Belfast Telegraph
By Brian Rowan
24 April 2006
In the background of the latest infighting within the UDA, Johnny Adair has once more raised his head and his voice.
The exiled loyalist is clearly enjoying the mess the terror group currently finds itself in, and he is talking of returning to Northern Ireland.
It may be nothing more than talk.
The last time he was here, he had to run for his life, and there is nothing to suggest that the next time - if there is a next time - would be any different.
Within the UDA there are still those who want to see Adair dead, who “will not settle until he’s six foot under”, to quote one source.
Adair would be foolish to believe that as the UDA wrestles with the Shoukri problem, that his past has been forgotten.
It has not.
Indeed, he is blamed for helping to elevate the Shoukri brothers into leadership positions within the UDA - the very positions that others are now trying to remove them from.
As that manoeuvring continues inside the UDA, a clearer picture of the internal wrangling is now emerging - a picture which shows that the Shoukris are becoming increasingly isolated.
Andre Shoukri - currently on remand - held the title “brigadier” within the UDA and sat on the so-called Inner Council.
Ihab Shoukri - currently on bail - replaced his brother as UDA leader in north Belfast. He took over as brigadier and took his seat - one of six - at the paramilitary top table.
But four of those who sit at that table - Jackie McDonald (south Belfast), Matt Kincaid (west Belfast), Billy McFarland (north Antrim/Londonderry) and the organisation’s leader in east Belfast - no longer want to share it with a Shoukri, and will no longer meet as an Inner Council in the company of the brothers.
What is less certain is the position of the UDA in south-east Antrim.
It is not yet clear whether its brigadier will side with the Shoukris or with the rest of the paramilitary leadership.
The brigadier and Tommy Kirkham, a senior figure in the closely associated Ulster Political Research Group, will be the key voices in determining the direction taken by the UDA in this area.
“The south-east Antrim situation is not resolved,” a senior paramilitary source said.
“We are trying to give everybody a chance to make up their own minds. If you try to go too quick you could wreck the thing.”
So the UDA leadership is not going to push this situation to a conclusion just yet.
Its preference would be to have the organisation in south-east Antrim onboard, to have Shoukri outnumbered five to one at the level of the Inner Council, and then for the membership in north Belfast to remove its current leadership.
The Inner Council will support it in that position.
“People are going to have to help them - people outside the organisation and people inside the organisation,” a senior paramilitary source told the Belfast Telegraph.
“With the exception of a few individuals in north Belfast, the door has been closed to nobody. It’s the same situation we have been in before. Individuals in other areas were replaced. It can be done,” the source added.

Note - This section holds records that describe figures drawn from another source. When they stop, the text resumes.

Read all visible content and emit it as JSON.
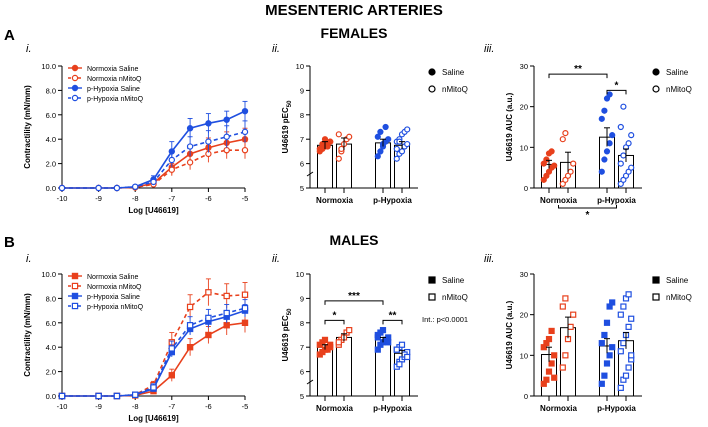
{
  "figure": {
    "title": "MESENTERIC ARTERIES",
    "females_heading": "FEMALES",
    "males_heading": "MALES",
    "panel_a": "A",
    "panel_b": "B",
    "colors": {
      "normoxia": "#e8401c",
      "hypoxia": "#1f4fe0"
    }
  },
  "chart_data": [
    {
      "id": "A-i",
      "roman": "i.",
      "type": "line",
      "xlabel": "Log [U46619]",
      "ylabel": "Contractility (mN/mm)",
      "xlim": [
        -10,
        -5
      ],
      "ylim": [
        0,
        10
      ],
      "xticks": [
        "-10",
        "-9",
        "-8",
        "-7",
        "-6",
        "-5"
      ],
      "yticks": [
        "0.0",
        "2.0",
        "4.0",
        "6.0",
        "8.0",
        "10.0"
      ],
      "x": [
        -10,
        -9,
        -8.5,
        -8,
        -7.5,
        -7,
        -6.5,
        -6,
        -5.5,
        -5
      ],
      "marker": "circle",
      "series": [
        {
          "name": "Normoxia Saline",
          "group": "normoxia",
          "fill": true,
          "dashed": false,
          "values": [
            0,
            0,
            0,
            0.05,
            0.4,
            1.7,
            2.8,
            3.3,
            3.7,
            4.0
          ],
          "err": [
            0,
            0,
            0,
            0.05,
            0.15,
            0.6,
            0.7,
            0.8,
            0.9,
            0.9
          ]
        },
        {
          "name": "Normoxia nMitoQ",
          "group": "normoxia",
          "fill": false,
          "dashed": true,
          "values": [
            0,
            0,
            0,
            0.05,
            0.3,
            1.5,
            2.1,
            2.8,
            3.1,
            3.1
          ],
          "err": [
            0,
            0,
            0,
            0.05,
            0.15,
            0.5,
            0.6,
            0.7,
            0.7,
            0.7
          ]
        },
        {
          "name": "p-Hypoxia Saline",
          "group": "hypoxia",
          "fill": true,
          "dashed": false,
          "values": [
            0,
            0,
            0,
            0.1,
            0.7,
            3.0,
            4.9,
            5.3,
            5.6,
            6.3
          ],
          "err": [
            0,
            0,
            0,
            0.1,
            0.3,
            0.8,
            0.8,
            0.8,
            0.7,
            0.8
          ]
        },
        {
          "name": "p-Hypoxia nMitoQ",
          "group": "hypoxia",
          "fill": false,
          "dashed": true,
          "values": [
            0,
            0,
            0,
            0.1,
            0.5,
            2.3,
            3.4,
            3.8,
            4.2,
            4.6
          ],
          "err": [
            0,
            0,
            0,
            0.1,
            0.2,
            0.6,
            0.8,
            0.9,
            0.9,
            0.9
          ]
        }
      ]
    },
    {
      "id": "A-ii",
      "roman": "ii.",
      "type": "bar",
      "ylabel": "U46619 pEC50",
      "ylabel_main": "U46619 pEC",
      "ylabel_sub": "50",
      "ylim": [
        5,
        10
      ],
      "yticks": [
        "5",
        "6",
        "7",
        "8",
        "9",
        "10"
      ],
      "groups": [
        "Normoxia",
        "p-Hypoxia"
      ],
      "legend": [
        "Saline",
        "nMitoQ"
      ],
      "marker": "circle",
      "series": [
        {
          "name": "Normoxia Saline",
          "group": "normoxia",
          "fill": true,
          "mean": 6.75,
          "sem": 0.15,
          "points": [
            6.5,
            6.6,
            6.7,
            6.8,
            6.9,
            6.6,
            6.8,
            7.0,
            6.7,
            6.9
          ]
        },
        {
          "name": "Normoxia nMitoQ",
          "group": "normoxia",
          "fill": false,
          "mean": 6.8,
          "sem": 0.25,
          "points": [
            6.2,
            6.5,
            6.8,
            7.0,
            7.1,
            7.2,
            6.6
          ]
        },
        {
          "name": "p-Hypoxia Saline",
          "group": "hypoxia",
          "fill": true,
          "mean": 6.85,
          "sem": 0.15,
          "points": [
            6.3,
            6.5,
            6.7,
            6.9,
            7.0,
            7.1,
            7.3,
            6.8,
            7.5
          ]
        },
        {
          "name": "p-Hypoxia nMitoQ",
          "group": "hypoxia",
          "fill": false,
          "mean": 6.75,
          "sem": 0.15,
          "points": [
            6.2,
            6.4,
            6.5,
            6.7,
            6.8,
            6.9,
            7.0,
            7.2,
            7.3,
            7.4,
            6.6,
            6.9
          ]
        }
      ]
    },
    {
      "id": "A-iii",
      "roman": "iii.",
      "type": "bar",
      "ylabel": "U46619 AUC (a.u.)",
      "ylim": [
        0,
        30
      ],
      "yticks": [
        "0",
        "10",
        "20",
        "30"
      ],
      "groups": [
        "Normoxia",
        "p-Hypoxia"
      ],
      "legend": [
        "Saline",
        "nMitoQ"
      ],
      "marker": "circle",
      "significance": [
        {
          "label": "**",
          "from": 0,
          "to": 2,
          "level": 28
        },
        {
          "label": "*",
          "from": 2,
          "to": 3,
          "level": 24
        },
        {
          "label": "*",
          "from": "Normoxia",
          "to": "p-Hypoxia",
          "level": "below"
        }
      ],
      "series": [
        {
          "name": "Normoxia Saline",
          "group": "normoxia",
          "fill": true,
          "mean": 5.8,
          "sem": 1.0,
          "points": [
            2,
            3,
            4,
            5,
            5.5,
            6,
            7,
            8.5,
            9
          ]
        },
        {
          "name": "Normoxia nMitoQ",
          "group": "normoxia",
          "fill": false,
          "mean": 6.3,
          "sem": 2.5,
          "points": [
            1,
            2,
            3,
            4,
            6,
            12,
            13.5
          ]
        },
        {
          "name": "p-Hypoxia Saline",
          "group": "hypoxia",
          "fill": true,
          "mean": 12.5,
          "sem": 2.3,
          "points": [
            4,
            7,
            9,
            11,
            13,
            17,
            19,
            22,
            23
          ]
        },
        {
          "name": "p-Hypoxia nMitoQ",
          "group": "hypoxia",
          "fill": false,
          "mean": 8.0,
          "sem": 1.6,
          "points": [
            1,
            2,
            3,
            4,
            5,
            6,
            8,
            10,
            11,
            13,
            15,
            20
          ]
        }
      ]
    },
    {
      "id": "B-i",
      "roman": "i.",
      "type": "line",
      "xlabel": "Log [U46619]",
      "ylabel": "Contractility (mN/mm)",
      "xlim": [
        -10,
        -5
      ],
      "ylim": [
        0,
        10
      ],
      "xticks": [
        "-10",
        "-9",
        "-8",
        "-7",
        "-6",
        "-5"
      ],
      "yticks": [
        "0.0",
        "2.0",
        "4.0",
        "6.0",
        "8.0",
        "10.0"
      ],
      "x": [
        -10,
        -9,
        -8.5,
        -8,
        -7.5,
        -7,
        -6.5,
        -6,
        -5.5,
        -5
      ],
      "marker": "square",
      "series": [
        {
          "name": "Normoxia Saline",
          "group": "normoxia",
          "fill": true,
          "dashed": false,
          "values": [
            0,
            0,
            0,
            0.05,
            0.4,
            1.7,
            4.0,
            5.0,
            5.8,
            6.0
          ],
          "err": [
            0,
            0,
            0,
            0.05,
            0.2,
            0.5,
            0.7,
            0.7,
            0.8,
            0.8
          ]
        },
        {
          "name": "Normoxia nMitoQ",
          "group": "normoxia",
          "fill": false,
          "dashed": true,
          "values": [
            0,
            0,
            0,
            0.1,
            0.9,
            4.4,
            7.3,
            8.5,
            8.2,
            8.3
          ],
          "err": [
            0,
            0,
            0,
            0.1,
            0.3,
            0.8,
            1.0,
            1.1,
            1.0,
            1.0
          ]
        },
        {
          "name": "p-Hypoxia Saline",
          "group": "hypoxia",
          "fill": true,
          "dashed": false,
          "values": [
            0,
            0,
            0,
            0.1,
            0.6,
            3.6,
            5.5,
            6.1,
            6.5,
            7.0
          ],
          "err": [
            0,
            0,
            0,
            0.1,
            0.2,
            0.4,
            0.5,
            0.5,
            0.5,
            0.5
          ]
        },
        {
          "name": "p-Hypoxia nMitoQ",
          "group": "hypoxia",
          "fill": false,
          "dashed": true,
          "values": [
            0,
            0,
            0,
            0.1,
            0.7,
            3.9,
            5.8,
            6.4,
            6.8,
            7.2
          ],
          "err": [
            0,
            0,
            0,
            0.1,
            0.3,
            0.6,
            0.7,
            0.7,
            0.7,
            0.7
          ]
        }
      ]
    },
    {
      "id": "B-ii",
      "roman": "ii.",
      "type": "bar",
      "ylabel": "U46619 pEC50",
      "ylabel_main": "U46619 pEC",
      "ylabel_sub": "50",
      "ylim": [
        5,
        10
      ],
      "yticks": [
        "5",
        "6",
        "7",
        "8",
        "9",
        "10"
      ],
      "groups": [
        "Normoxia",
        "p-Hypoxia"
      ],
      "legend": [
        "Saline",
        "nMitoQ"
      ],
      "marker": "square",
      "annotation": "Int.: p<0.0001",
      "significance": [
        {
          "label": "***",
          "from": 0,
          "to": 2,
          "level": 8.9
        },
        {
          "label": "*",
          "from": 0,
          "to": 1,
          "level": 8.1
        },
        {
          "label": "**",
          "from": 2,
          "to": 3,
          "level": 8.1
        }
      ],
      "series": [
        {
          "name": "Normoxia Saline",
          "group": "normoxia",
          "fill": true,
          "mean": 7.0,
          "sem": 0.1,
          "points": [
            6.7,
            6.8,
            6.9,
            7.0,
            7.0,
            7.1,
            7.2,
            7.3,
            6.9,
            7.1
          ]
        },
        {
          "name": "Normoxia nMitoQ",
          "group": "normoxia",
          "fill": false,
          "mean": 7.4,
          "sem": 0.15,
          "points": [
            7.1,
            7.3,
            7.4,
            7.6,
            7.7,
            7.2
          ]
        },
        {
          "name": "p-Hypoxia Saline",
          "group": "hypoxia",
          "fill": true,
          "mean": 7.3,
          "sem": 0.1,
          "points": [
            6.9,
            7.1,
            7.2,
            7.3,
            7.4,
            7.5,
            7.6,
            7.7,
            7.3,
            7.2,
            7.4
          ]
        },
        {
          "name": "p-Hypoxia nMitoQ",
          "group": "hypoxia",
          "fill": false,
          "mean": 6.75,
          "sem": 0.12,
          "points": [
            6.2,
            6.4,
            6.5,
            6.6,
            6.8,
            6.9,
            7.0,
            7.1,
            6.7,
            6.6,
            6.9,
            6.3
          ]
        }
      ]
    },
    {
      "id": "B-iii",
      "roman": "iii.",
      "type": "bar",
      "ylabel": "U46619 AUC (a.u.)",
      "ylim": [
        0,
        30
      ],
      "yticks": [
        "0",
        "10",
        "20",
        "30"
      ],
      "groups": [
        "Normoxia",
        "p-Hypoxia"
      ],
      "legend": [
        "Saline",
        "nMitoQ"
      ],
      "marker": "square",
      "series": [
        {
          "name": "Normoxia Saline",
          "group": "normoxia",
          "fill": true,
          "mean": 10.2,
          "sem": 1.8,
          "points": [
            3,
            4,
            6,
            8,
            10,
            12,
            13,
            14,
            16,
            4.5
          ]
        },
        {
          "name": "Normoxia nMitoQ",
          "group": "normoxia",
          "fill": false,
          "mean": 16.8,
          "sem": 2.6,
          "points": [
            7,
            10,
            14,
            17,
            20,
            22,
            24
          ]
        },
        {
          "name": "p-Hypoxia Saline",
          "group": "hypoxia",
          "fill": true,
          "mean": 12.3,
          "sem": 1.8,
          "points": [
            3,
            5,
            8,
            10,
            12,
            13,
            15,
            18,
            22,
            23
          ]
        },
        {
          "name": "p-Hypoxia nMitoQ",
          "group": "hypoxia",
          "fill": false,
          "mean": 13.6,
          "sem": 2.0,
          "points": [
            2,
            4,
            5,
            7,
            9,
            11,
            13,
            15,
            17,
            19,
            20,
            22,
            24,
            25,
            10
          ]
        }
      ]
    }
  ]
}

As the UDA leadership moves to take its organisation back into the peace process, it has arrived at another crucial moment in its history.

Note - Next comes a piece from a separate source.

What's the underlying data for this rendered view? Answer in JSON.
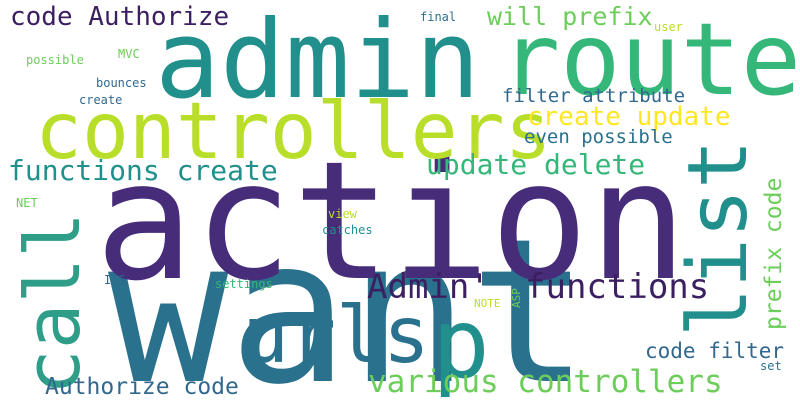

Once again, its authority is being challenged - not by White and Adair this time but by the Shoukris, who like the men exiled from the Shankill have grown rich inside the paramilitary world.

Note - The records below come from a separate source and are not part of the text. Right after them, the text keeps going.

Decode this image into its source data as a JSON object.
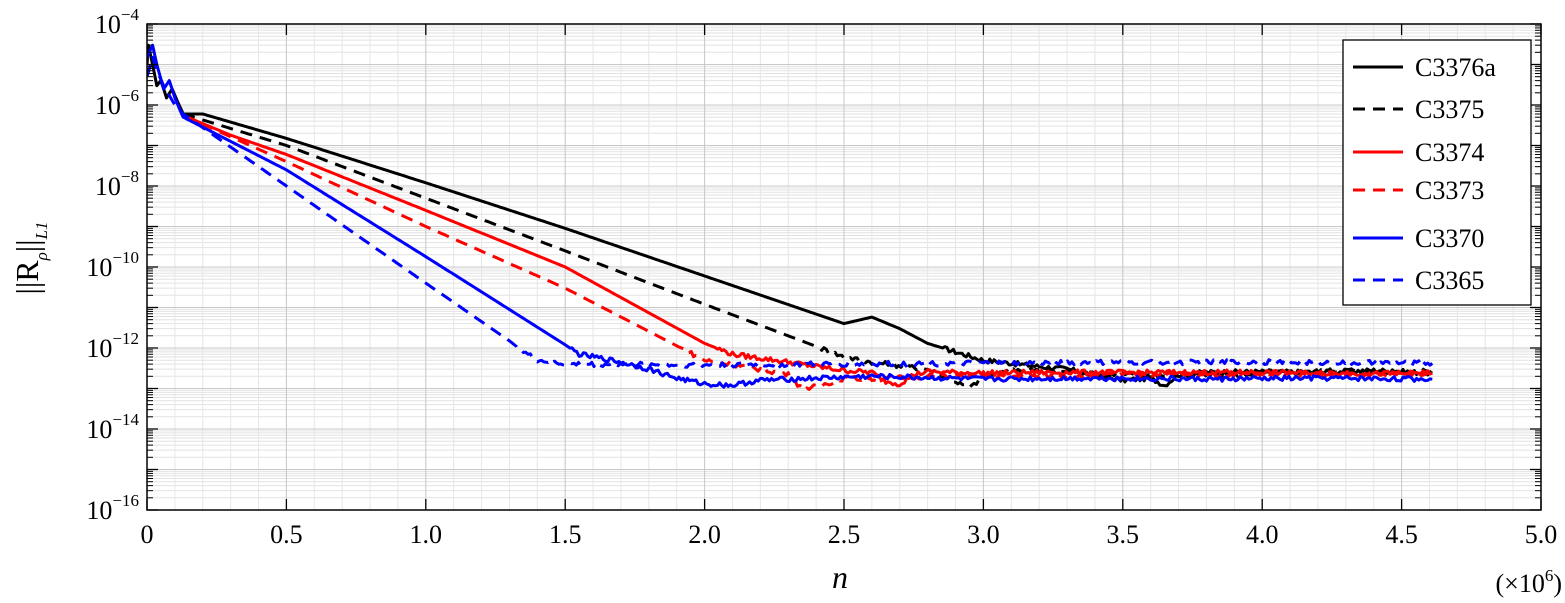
{
  "chart_data": {
    "type": "line",
    "xlabel": "n",
    "ylabel_parts": {
      "base": "||R",
      "sub_rho": "ρ",
      "mid": "||",
      "sub_l1": "L1"
    },
    "x_multiplier": {
      "prefix": "(×10",
      "exp": "6",
      "suffix": ")"
    },
    "x_scale_note": "×10^6",
    "xlim": [
      0,
      5.0
    ],
    "ylim": [
      1e-16,
      0.0001
    ],
    "yscale": "log",
    "grid": true,
    "minor_grid": true,
    "legend_position": "top-right",
    "x_ticks": [
      {
        "value": 0,
        "label": "0"
      },
      {
        "value": 0.5,
        "label": "0.5"
      },
      {
        "value": 1.0,
        "label": "1.0"
      },
      {
        "value": 1.5,
        "label": "1.5"
      },
      {
        "value": 2.0,
        "label": "2.0"
      },
      {
        "value": 2.5,
        "label": "2.5"
      },
      {
        "value": 3.0,
        "label": "3.0"
      },
      {
        "value": 3.5,
        "label": "3.5"
      },
      {
        "value": 4.0,
        "label": "4.0"
      },
      {
        "value": 4.5,
        "label": "4.5"
      },
      {
        "value": 5.0,
        "label": "5.0"
      }
    ],
    "y_ticks": [
      {
        "exp": -4,
        "base": "10",
        "sup": "−4"
      },
      {
        "exp": -6,
        "base": "10",
        "sup": "−6"
      },
      {
        "exp": -8,
        "base": "10",
        "sup": "−8"
      },
      {
        "exp": -10,
        "base": "10",
        "sup": "−10"
      },
      {
        "exp": -12,
        "base": "10",
        "sup": "−12"
      },
      {
        "exp": -14,
        "base": "10",
        "sup": "−14"
      },
      {
        "exp": -16,
        "base": "10",
        "sup": "−16"
      }
    ],
    "series": [
      {
        "name": "C3376a",
        "color": "#000000",
        "dash": "solid",
        "points": [
          [
            0,
            1e-05
          ],
          [
            0.005,
            3e-05
          ],
          [
            0.02,
            1e-05
          ],
          [
            0.035,
            3e-06
          ],
          [
            0.05,
            4e-06
          ],
          [
            0.07,
            1.5e-06
          ],
          [
            0.09,
            2.5e-06
          ],
          [
            0.11,
            1.2e-06
          ],
          [
            0.13,
            6e-07
          ],
          [
            0.2,
            6e-07
          ],
          [
            0.5,
            1.5e-07
          ],
          [
            1.0,
            1.2e-08
          ],
          [
            1.5,
            9e-10
          ],
          [
            2.0,
            6e-11
          ],
          [
            2.5,
            4e-12
          ],
          [
            2.6,
            5.8e-12
          ],
          [
            2.7,
            3e-12
          ],
          [
            2.8,
            1.3e-12
          ],
          [
            2.9,
            8e-13
          ],
          [
            3.0,
            5e-13
          ],
          [
            3.1,
            4.2e-13
          ],
          [
            3.2,
            3.5e-13
          ],
          [
            3.3,
            3e-13
          ],
          [
            3.4,
            2.2e-13
          ],
          [
            3.5,
            1.6e-13
          ],
          [
            3.6,
            1.8e-13
          ],
          [
            3.65,
            1.2e-13
          ],
          [
            3.7,
            2.2e-13
          ],
          [
            3.8,
            2.5e-13
          ],
          [
            4.0,
            2.6e-13
          ],
          [
            4.2,
            2.5e-13
          ],
          [
            4.4,
            2.8e-13
          ],
          [
            4.61,
            2.4e-13
          ]
        ]
      },
      {
        "name": "C3375",
        "color": "#000000",
        "dash": "dashed",
        "points": [
          [
            0.13,
            6e-07
          ],
          [
            0.5,
            1e-07
          ],
          [
            1.0,
            5e-09
          ],
          [
            1.5,
            2.5e-10
          ],
          [
            2.0,
            1.2e-11
          ],
          [
            2.3,
            2e-12
          ],
          [
            2.5,
            6e-13
          ],
          [
            2.6,
            4.5e-13
          ],
          [
            2.8,
            3e-13
          ],
          [
            2.9,
            1.5e-13
          ],
          [
            2.95,
            1e-13
          ],
          [
            3.0,
            2e-13
          ],
          [
            3.1,
            3e-13
          ],
          [
            3.3,
            2.6e-13
          ],
          [
            3.5,
            2.2e-13
          ],
          [
            3.7,
            2e-13
          ],
          [
            4.0,
            2.4e-13
          ],
          [
            4.3,
            2.8e-13
          ],
          [
            4.61,
            2.6e-13
          ]
        ]
      },
      {
        "name": "C3374",
        "color": "#ff0000",
        "dash": "solid",
        "points": [
          [
            0.13,
            5.5e-07
          ],
          [
            0.3,
            1.8e-07
          ],
          [
            0.5,
            6e-08
          ],
          [
            1.0,
            2.5e-09
          ],
          [
            1.5,
            1e-10
          ],
          [
            2.0,
            1.3e-12
          ],
          [
            2.1,
            7e-13
          ],
          [
            2.3,
            4.5e-13
          ],
          [
            2.4,
            3.5e-13
          ],
          [
            2.5,
            2.8e-13
          ],
          [
            2.6,
            2.5e-13
          ],
          [
            2.65,
            1.5e-13
          ],
          [
            2.7,
            1.3e-13
          ],
          [
            2.75,
            2.2e-13
          ],
          [
            2.8,
            2.6e-13
          ],
          [
            3.0,
            2.4e-13
          ],
          [
            3.2,
            2.5e-13
          ],
          [
            3.5,
            2.5e-13
          ],
          [
            4.0,
            2.5e-13
          ],
          [
            4.3,
            2.3e-13
          ],
          [
            4.61,
            2.4e-13
          ]
        ]
      },
      {
        "name": "C3373",
        "color": "#ff0000",
        "dash": "dashed",
        "points": [
          [
            0.13,
            5.5e-07
          ],
          [
            0.5,
            4e-08
          ],
          [
            1.0,
            1e-09
          ],
          [
            1.5,
            3e-11
          ],
          [
            2.0,
            5e-13
          ],
          [
            2.2,
            3e-13
          ],
          [
            2.3,
            2.2e-13
          ],
          [
            2.35,
            1e-13
          ],
          [
            2.4,
            1.1e-13
          ],
          [
            2.5,
            1.8e-13
          ],
          [
            2.6,
            1.7e-13
          ],
          [
            2.8,
            2e-13
          ],
          [
            3.0,
            2.1e-13
          ],
          [
            3.2,
            2e-13
          ],
          [
            3.5,
            2.2e-13
          ],
          [
            4.0,
            2.3e-13
          ],
          [
            4.61,
            2.4e-13
          ]
        ]
      },
      {
        "name": "C3370",
        "color": "#0000ff",
        "dash": "solid",
        "points": [
          [
            0,
            1.5e-05
          ],
          [
            0.02,
            3e-05
          ],
          [
            0.035,
            1e-05
          ],
          [
            0.06,
            2.5e-06
          ],
          [
            0.08,
            4e-06
          ],
          [
            0.1,
            1.5e-06
          ],
          [
            0.12,
            7e-07
          ],
          [
            0.13,
            5e-07
          ],
          [
            0.5,
            2.5e-08
          ],
          [
            1.0,
            1.8e-10
          ],
          [
            1.5,
            1.2e-12
          ],
          [
            1.55,
            7e-13
          ],
          [
            1.7,
            4.5e-13
          ],
          [
            1.8,
            3e-13
          ],
          [
            1.9,
            1.8e-13
          ],
          [
            2.0,
            1.3e-13
          ],
          [
            2.1,
            1.2e-13
          ],
          [
            2.2,
            1.6e-13
          ],
          [
            2.4,
            1.8e-13
          ],
          [
            2.6,
            2e-13
          ],
          [
            3.0,
            1.7e-13
          ],
          [
            3.4,
            1.8e-13
          ],
          [
            3.8,
            1.7e-13
          ],
          [
            4.2,
            1.8e-13
          ],
          [
            4.61,
            1.7e-13
          ]
        ]
      },
      {
        "name": "C3365",
        "color": "#0000ff",
        "dash": "dashed",
        "points": [
          [
            0,
            5e-06
          ],
          [
            0.02,
            1.5e-05
          ],
          [
            0.04,
            6e-06
          ],
          [
            0.06,
            3e-06
          ],
          [
            0.1,
            1e-06
          ],
          [
            0.13,
            6e-07
          ],
          [
            0.5,
            1e-08
          ],
          [
            1.0,
            4e-11
          ],
          [
            1.3,
            1.5e-12
          ],
          [
            1.35,
            8e-13
          ],
          [
            1.4,
            5e-13
          ],
          [
            1.5,
            4e-13
          ],
          [
            2.0,
            3.8e-13
          ],
          [
            2.5,
            4e-13
          ],
          [
            3.0,
            4.2e-13
          ],
          [
            3.5,
            4.4e-13
          ],
          [
            4.0,
            4.5e-13
          ],
          [
            4.61,
            4.2e-13
          ]
        ]
      }
    ]
  }
}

“We have been through worse situations and come out the other end,” one leadership source remarked, expressing a confidence that the Shoukris will not win this latest battle inside the UDA.
Certainly, the numbers appear stacked against them, and as this situation develops, the Shoukris will make more and more enemies.
That is the way of the loyalist world in which they live.
The Shankill leadership of Kincaid, Jim Spence and Eric McKee will be critical in this situation.
When it made its mind up in 2003, Adair and White were finished inside the UDA, and for the Shoukris, the same outcome now appears inevitable.
But all of this is slowing down the loyalist march back in the direction of the peace process.
We know, from a recent interview for this newspaper, that another of the loyalist organisations - the UVF - will delay an announcement on its future until after the November 24 deadline for a political deal here.
And the UDA is going nowhere until the Shoukri situation is resolved.
The road back to peace is proving a difficult one to travel. At the end of it, the Shoukris will no longer be part of the paramilitary leadership.
It seems there are just two things still to be decided - how and when they will be removed.